Well, it's finally happening-- Acting Pretend Secretary of Education John King is going to have his very own nominations hearing starting on Thursday, and I'm okay with that.
Carol Burris, former all-star New York principal and currently Executive Director of the Network for Public Education, has written a clear and thorough explanation of just how badly King performed as New York State's education chief. John King has a compelling personal story, though I wonder what he's learned from it. But Burris points out three major issues with his management style.
King is inflexible and deals with those who disagree by questioning their motives. His total and blind commitment to Common Core and other reformy programs created many major messes in NY. And King's devotion led him to stay the course, no matter what actual data came in. Under King, Common Core implementation was a disaster, teacher evaluation was a disaster, testing was a disaster, massive data gathering was a disaster, and having public meetings to manage public reaction to the other disasters was a disaster.
Nevertheless, I am happy that King is getting a hearing, and I hope he gets the job.
First, we need to recognize that the administration is going to pick somebody in the Duncanesque reformster mode. People who believed that Duncan was somehow responsible for all the evils of ed reform under Obama were always kidding themselves, imagining that somehow Duncan was driving the school bus and Obama was not paying attention. We've had seven years of exactly the education policy that President Obama wanted us to have.
Put another way-- while people may object to King's support for the Common Core, standardized testing, the use of test scores for teacher evaluations, and charter school love, the unfortunate truth is that anybody put forward by this administration will share those affections. The policy support menu that people hate about King is also the policy support menu that is a basic requirement for being Barack Obama's ed secretary. If King is rejected, the President is not going to get on the phone to Diane Ravitch. Heck-- Jeb Bush is now available, and there's nothing that Jeb believes about education that would conflict with current administration policies.
So we're going to have someone who perpetuates reformsters policies, and if we must, I say that John King is a fine choice.
Why? Well, let's look at some of his accomplishments in New York State.
King helped galvanize such outrage and activism about data mining that a $100 million project supported by Bill Gates was scrapped.
King powered up the largest test revolt in the country, creating an opt-out movement that is now a potent political force in the Empire State.
As often as he said dumb things, Arne Duncan also was able to say the right thing. Let's be honest-- there was a time when we all listened to what he and his boss had to say and thought, "Yeah, that's right. That sounds good. I think maybe we're going to be okay." King (or some USED intern) is already showing an ability to make semi-conciliatory noises, but two things work against him-- we know who he is and what he's supported and until he tells us a story about his trip on the road to education Damascus, there's no reason to believe anything has changed; and second, he has a proven track record of being a terrible communicator. Say what you like about Duncan (I know I have), but he would never have screwed up the New York "Splaining Tour to the point of cancelling it because he couldn't handle it.

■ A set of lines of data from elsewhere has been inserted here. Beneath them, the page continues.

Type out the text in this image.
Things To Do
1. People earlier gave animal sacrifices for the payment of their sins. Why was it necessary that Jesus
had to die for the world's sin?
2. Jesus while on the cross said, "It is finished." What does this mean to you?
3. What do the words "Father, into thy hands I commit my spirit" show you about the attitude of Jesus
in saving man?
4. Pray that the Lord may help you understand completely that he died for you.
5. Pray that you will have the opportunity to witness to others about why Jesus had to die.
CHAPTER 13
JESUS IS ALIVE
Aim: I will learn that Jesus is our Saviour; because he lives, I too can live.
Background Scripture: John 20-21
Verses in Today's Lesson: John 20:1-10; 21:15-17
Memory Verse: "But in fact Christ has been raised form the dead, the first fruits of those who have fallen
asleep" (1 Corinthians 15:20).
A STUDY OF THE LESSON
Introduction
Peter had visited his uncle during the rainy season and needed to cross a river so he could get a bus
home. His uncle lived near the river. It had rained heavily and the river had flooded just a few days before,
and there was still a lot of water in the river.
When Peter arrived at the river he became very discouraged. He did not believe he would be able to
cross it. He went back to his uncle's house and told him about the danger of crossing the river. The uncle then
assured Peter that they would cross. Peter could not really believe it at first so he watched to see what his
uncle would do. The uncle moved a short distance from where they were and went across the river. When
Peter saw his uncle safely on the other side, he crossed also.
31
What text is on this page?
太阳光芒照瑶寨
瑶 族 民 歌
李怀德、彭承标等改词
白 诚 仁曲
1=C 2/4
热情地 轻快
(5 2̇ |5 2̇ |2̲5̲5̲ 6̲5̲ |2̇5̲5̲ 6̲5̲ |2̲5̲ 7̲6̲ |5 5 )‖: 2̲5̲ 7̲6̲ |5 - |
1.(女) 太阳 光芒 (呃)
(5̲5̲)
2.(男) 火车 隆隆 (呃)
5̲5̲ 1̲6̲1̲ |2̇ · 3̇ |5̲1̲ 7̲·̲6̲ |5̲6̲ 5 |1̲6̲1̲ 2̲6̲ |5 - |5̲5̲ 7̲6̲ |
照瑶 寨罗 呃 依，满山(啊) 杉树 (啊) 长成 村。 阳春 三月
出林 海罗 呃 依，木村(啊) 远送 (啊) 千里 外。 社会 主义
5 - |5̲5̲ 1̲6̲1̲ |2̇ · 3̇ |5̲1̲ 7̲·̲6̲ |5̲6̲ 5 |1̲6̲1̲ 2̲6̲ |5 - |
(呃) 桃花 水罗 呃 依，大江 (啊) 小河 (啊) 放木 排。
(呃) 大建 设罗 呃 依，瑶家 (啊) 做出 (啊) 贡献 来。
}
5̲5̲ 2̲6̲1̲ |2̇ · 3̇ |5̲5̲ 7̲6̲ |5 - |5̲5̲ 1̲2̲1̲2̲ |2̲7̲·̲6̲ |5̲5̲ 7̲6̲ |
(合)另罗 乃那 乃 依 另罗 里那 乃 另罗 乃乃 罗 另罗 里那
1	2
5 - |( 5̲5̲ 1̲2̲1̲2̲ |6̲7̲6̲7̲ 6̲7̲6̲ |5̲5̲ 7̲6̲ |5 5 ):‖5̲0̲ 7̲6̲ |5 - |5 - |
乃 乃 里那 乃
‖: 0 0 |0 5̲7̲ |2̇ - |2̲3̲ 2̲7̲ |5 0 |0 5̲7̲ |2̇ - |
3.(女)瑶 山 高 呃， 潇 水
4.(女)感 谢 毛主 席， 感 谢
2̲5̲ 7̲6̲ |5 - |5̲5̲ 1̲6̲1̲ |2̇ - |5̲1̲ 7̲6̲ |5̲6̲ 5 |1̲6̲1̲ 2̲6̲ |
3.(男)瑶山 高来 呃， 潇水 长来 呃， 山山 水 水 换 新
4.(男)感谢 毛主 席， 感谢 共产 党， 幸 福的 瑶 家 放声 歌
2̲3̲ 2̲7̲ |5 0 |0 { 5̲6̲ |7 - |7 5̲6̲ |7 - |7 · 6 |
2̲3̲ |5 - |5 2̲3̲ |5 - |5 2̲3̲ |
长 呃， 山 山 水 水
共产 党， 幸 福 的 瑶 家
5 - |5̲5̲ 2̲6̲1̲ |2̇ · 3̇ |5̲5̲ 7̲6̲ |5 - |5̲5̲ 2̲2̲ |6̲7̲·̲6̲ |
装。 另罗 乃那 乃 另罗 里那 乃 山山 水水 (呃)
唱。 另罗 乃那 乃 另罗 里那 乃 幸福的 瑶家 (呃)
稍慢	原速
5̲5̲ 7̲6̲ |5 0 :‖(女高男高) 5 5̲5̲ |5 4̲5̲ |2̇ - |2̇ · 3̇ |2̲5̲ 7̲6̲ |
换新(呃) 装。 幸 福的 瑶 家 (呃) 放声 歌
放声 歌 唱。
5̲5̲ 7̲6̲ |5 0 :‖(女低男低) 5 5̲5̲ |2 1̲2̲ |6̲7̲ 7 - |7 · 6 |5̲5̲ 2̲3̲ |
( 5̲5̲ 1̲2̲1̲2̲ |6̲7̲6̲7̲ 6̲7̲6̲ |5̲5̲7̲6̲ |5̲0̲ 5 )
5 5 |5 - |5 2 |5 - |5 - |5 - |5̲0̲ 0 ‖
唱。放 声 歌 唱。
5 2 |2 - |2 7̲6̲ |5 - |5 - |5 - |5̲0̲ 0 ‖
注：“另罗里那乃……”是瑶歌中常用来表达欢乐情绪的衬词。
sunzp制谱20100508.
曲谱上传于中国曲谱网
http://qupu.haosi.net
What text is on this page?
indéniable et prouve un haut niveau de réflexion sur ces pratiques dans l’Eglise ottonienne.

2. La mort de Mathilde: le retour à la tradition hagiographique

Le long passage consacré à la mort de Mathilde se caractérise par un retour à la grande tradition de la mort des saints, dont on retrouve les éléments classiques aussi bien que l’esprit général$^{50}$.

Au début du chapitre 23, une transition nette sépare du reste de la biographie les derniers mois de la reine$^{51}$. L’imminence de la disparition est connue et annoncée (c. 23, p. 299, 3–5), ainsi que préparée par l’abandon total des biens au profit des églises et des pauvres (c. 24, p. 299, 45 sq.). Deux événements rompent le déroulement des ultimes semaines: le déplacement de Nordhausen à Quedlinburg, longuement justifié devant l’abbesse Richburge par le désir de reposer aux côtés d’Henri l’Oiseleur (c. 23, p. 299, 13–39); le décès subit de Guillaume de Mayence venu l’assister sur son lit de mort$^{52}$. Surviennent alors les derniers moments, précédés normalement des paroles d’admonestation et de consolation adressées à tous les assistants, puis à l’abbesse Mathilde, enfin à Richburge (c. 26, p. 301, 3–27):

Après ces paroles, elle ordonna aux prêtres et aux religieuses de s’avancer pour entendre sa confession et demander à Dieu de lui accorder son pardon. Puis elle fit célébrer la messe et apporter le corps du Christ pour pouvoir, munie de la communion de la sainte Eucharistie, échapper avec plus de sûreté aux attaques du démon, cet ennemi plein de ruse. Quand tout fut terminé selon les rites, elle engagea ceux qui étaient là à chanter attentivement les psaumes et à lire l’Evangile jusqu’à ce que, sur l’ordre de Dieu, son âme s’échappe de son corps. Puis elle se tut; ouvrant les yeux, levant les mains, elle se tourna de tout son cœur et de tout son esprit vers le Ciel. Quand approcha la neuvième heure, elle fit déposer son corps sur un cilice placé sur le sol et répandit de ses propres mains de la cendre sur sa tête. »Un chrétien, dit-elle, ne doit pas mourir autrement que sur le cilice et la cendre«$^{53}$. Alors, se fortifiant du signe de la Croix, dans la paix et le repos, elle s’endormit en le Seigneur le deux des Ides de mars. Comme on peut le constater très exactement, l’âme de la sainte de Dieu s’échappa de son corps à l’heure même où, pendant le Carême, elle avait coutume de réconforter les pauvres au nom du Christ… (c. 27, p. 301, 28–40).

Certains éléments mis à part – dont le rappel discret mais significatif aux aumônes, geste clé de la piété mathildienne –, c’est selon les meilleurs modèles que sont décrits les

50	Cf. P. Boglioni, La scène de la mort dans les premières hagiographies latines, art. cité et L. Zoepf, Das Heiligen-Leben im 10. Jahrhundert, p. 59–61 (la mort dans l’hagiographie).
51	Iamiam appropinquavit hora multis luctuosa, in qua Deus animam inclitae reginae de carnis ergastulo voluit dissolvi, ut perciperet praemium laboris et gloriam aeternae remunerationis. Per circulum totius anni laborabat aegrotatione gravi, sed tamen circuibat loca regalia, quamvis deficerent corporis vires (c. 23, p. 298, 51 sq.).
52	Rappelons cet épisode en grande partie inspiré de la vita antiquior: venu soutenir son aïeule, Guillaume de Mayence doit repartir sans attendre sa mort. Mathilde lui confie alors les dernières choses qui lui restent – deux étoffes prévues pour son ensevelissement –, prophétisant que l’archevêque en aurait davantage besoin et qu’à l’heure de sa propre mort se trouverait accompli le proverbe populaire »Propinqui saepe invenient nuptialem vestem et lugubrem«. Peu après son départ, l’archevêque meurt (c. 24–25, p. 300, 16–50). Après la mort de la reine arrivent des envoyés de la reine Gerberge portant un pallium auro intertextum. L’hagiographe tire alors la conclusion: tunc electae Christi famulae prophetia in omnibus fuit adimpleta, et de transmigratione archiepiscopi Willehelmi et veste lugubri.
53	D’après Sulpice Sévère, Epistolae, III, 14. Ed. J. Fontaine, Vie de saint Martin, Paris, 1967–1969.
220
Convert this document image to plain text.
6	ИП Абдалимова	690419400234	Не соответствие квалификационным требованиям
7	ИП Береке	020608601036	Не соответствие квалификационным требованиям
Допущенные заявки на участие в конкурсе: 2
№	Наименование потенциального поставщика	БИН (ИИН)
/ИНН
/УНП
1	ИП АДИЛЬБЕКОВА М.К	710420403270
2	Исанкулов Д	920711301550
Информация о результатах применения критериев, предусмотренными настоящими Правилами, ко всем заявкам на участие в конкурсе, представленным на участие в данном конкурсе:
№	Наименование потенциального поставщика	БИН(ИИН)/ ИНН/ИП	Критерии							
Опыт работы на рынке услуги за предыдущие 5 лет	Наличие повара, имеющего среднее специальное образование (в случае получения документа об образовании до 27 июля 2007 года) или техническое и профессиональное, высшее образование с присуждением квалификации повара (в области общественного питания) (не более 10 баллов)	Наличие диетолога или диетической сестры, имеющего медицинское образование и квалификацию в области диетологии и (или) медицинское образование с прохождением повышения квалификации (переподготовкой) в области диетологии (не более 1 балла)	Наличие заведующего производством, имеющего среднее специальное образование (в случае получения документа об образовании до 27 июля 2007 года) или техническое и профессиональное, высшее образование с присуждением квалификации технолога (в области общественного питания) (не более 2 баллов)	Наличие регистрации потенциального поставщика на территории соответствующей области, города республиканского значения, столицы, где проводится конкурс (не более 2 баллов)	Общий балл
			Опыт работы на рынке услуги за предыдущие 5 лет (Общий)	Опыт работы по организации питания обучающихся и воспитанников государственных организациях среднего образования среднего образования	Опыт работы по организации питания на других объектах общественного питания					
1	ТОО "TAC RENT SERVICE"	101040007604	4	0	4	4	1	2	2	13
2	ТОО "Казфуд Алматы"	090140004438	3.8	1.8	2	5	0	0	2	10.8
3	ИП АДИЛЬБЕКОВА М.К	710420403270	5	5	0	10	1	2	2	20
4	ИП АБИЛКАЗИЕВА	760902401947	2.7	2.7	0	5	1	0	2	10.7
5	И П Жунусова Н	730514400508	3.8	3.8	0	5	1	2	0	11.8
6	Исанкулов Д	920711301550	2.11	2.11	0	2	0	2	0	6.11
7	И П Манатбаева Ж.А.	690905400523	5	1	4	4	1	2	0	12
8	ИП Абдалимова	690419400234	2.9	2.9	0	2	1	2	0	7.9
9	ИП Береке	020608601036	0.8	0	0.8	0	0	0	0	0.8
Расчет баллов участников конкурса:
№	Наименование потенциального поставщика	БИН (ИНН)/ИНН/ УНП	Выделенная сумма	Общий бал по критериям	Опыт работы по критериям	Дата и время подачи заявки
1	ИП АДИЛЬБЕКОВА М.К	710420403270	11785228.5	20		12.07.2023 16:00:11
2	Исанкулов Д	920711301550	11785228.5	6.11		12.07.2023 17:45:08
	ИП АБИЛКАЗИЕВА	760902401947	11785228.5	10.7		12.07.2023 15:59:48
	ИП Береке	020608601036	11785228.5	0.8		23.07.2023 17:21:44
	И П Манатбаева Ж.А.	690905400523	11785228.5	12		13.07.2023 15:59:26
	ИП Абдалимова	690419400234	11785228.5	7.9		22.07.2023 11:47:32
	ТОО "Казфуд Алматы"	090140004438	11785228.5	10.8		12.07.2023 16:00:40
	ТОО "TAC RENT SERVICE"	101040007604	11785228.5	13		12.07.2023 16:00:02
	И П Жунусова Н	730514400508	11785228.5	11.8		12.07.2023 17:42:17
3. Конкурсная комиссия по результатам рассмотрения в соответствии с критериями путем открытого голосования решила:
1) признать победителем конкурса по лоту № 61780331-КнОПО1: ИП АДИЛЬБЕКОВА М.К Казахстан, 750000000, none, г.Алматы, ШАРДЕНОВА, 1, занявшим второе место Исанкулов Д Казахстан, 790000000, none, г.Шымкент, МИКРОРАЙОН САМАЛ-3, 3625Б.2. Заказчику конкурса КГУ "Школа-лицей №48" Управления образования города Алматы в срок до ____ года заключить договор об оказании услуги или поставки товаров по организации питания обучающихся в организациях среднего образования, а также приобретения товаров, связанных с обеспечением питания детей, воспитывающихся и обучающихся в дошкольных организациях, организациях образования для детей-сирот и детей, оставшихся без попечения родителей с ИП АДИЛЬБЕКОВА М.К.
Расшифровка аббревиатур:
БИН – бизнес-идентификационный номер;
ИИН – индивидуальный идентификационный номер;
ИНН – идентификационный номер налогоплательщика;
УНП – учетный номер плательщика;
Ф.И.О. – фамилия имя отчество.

In the ongoing argument about public education, we pro-public ed folks have had a problem convincing civilians that there's a problem. We shout and point and holler, "There's a monster over there!" and they look and they see a reasonably pleasant mild-mannered guy who explains that he's just looking out For The Children. We try to sound the alarm and end up looking like William Shatner gawking out the airplane window.
But in New York, John King did what dozens of pro-public ed activists failed to do-- he got thousands upon thousands of parents and taxpayers to see just how crappy the reformster plan for education was. His tone deafness, his inflexibility, his utter dismissal of other viewpoints, his unwavering focus on barreling right past red flags-- all of that had the effect of displaying the reformster agenda in all its ugly unvarnished glory. John King was the emperor who paraded his nakedness without restraint or artifice, and many New Yorkers looked and said, "Damn! Yuck! I finally get it! This is bad stuff."
So keep sending those letters and letting Congress know he's bad news. That's fine. Maybe somebody at the hearing will actually even ask questions about the train-wreck of federal education policy, even if they do think they've rendered his office mootly neutered with the ESSA (Education Secretary Spanking Act). They're wrong, but that's another conversation. Let's go ahead and have this conversation first.
But me? I'm just hoping that King can do for the nation what he did for New York. Spread opt out across the country. Galvanize parents. Tout reformster ideas with so little sense or restraint that even the most casual observers will start to think, "Hey, those seem like really bad policies."